Using a cocktail of transcription factors, OCT4 (O), SOX2 (S), KLF4 (K), and c-MYC (M), collectively known as OSKM or Yamanaka factors, seminal studies showed that somatic cells can be reversed to a pluripotent state, thereby reversing a long-held paradigm of unidirectional differentiation. By short or cyclic induction of the Yamanaka factors in transgenic mice, investigators have demonstrated age extension in progeroid mice. These transgenic mouse models encoded a polycistronic OSKM cassette driven by a reverse tetracycline transactivator (rtTA) (4F mice); cyclic administration of doxycycline led to partial reprogramming without teratoma formation. This paradigm partially ameliorated aging phenotypes and extended the lifespan in the 4F-progeroid model. The study further showed that the epigenetic profile assessed by epigenetic methylation clocks of tissues, correlated with improved function.

The translation of these proof-of-concept genetic studies toward therapeutic interventions is to benefit the increasingly large aging population. In support of this endeavor, we have generated a systemically delivered two-part AAV9 system with doxycycline-inducible OSK, where one vector carried a constitutively expressed rtTa and the other vector contained a polycistronic OSK expression cassette driven by doxycycline responsive TRE promoter. We selected AAV9 capsid to ensure maximal distribution to most tissues. We injected 124-week-old wild type C57BL6/J mice retro-orbitally with 100 μl containing either PBS or 1E12 viral particles of each vector. We initiated the doxycycline induction for both the control and AAV administered groups the day after injections and alternated weekly on/off cycles for the remainder of the animals' lives.

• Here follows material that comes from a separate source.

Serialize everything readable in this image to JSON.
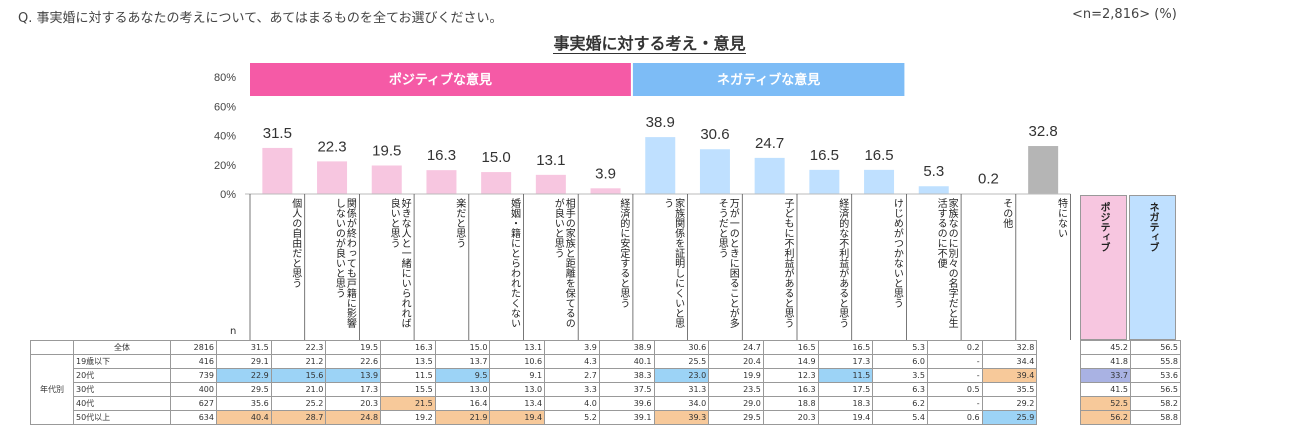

Intriguingly, we observed a 109% extension in median remaining life in response to OSK expression (control mice had 8.86 weeks of life remaining vs. 18.5 weeks for TRE-OSK mice). Doxycycline-treated control mice had a median lifespan of ∼133 weeks, while the TRE-OSK mice had a median lifespan of 142.5 weeks. We observed a significant reduction in the frailty index from 7.5 points for doxycycline treated control mice to 6 points for TRE-OSK mice, suggesting that increased lifespan correlated to overall better health of the animals. We isolated DNA from heart and liver tissue from control and TRE-OSK treated mice at time of death and found that the Lifespan Uber Clock (LUC) for both liver and heart trended towards reduced epigenetic age.

Comments

were the mice in this experiment suffering from progeria ? If yes how much of the treatment was "unrelated" repairs and how much was just reversing the condition ?

Also i have read somewhere that an effect size under 10% in murine studies , especially for small groups, have very poor translation to humans.

Overall it is an interesting study, but i would have expected much higher effect size given how invasive this intervention was.

Posted by: Cuberat at January 16th, 2023 5:06 PM

Gene reprogramming therapy is the way of Altos Labs right?

This looks pretty awesome! Hoping it will get people excited.

Posted by: Gregory Schulte at January 16th, 2023 5:45 PM

I really hope Liz Parish tries this on herself, just because it will be bloody expensive to do, and it would be a great demonstration of if it works in humans if she starts looking a bit younger.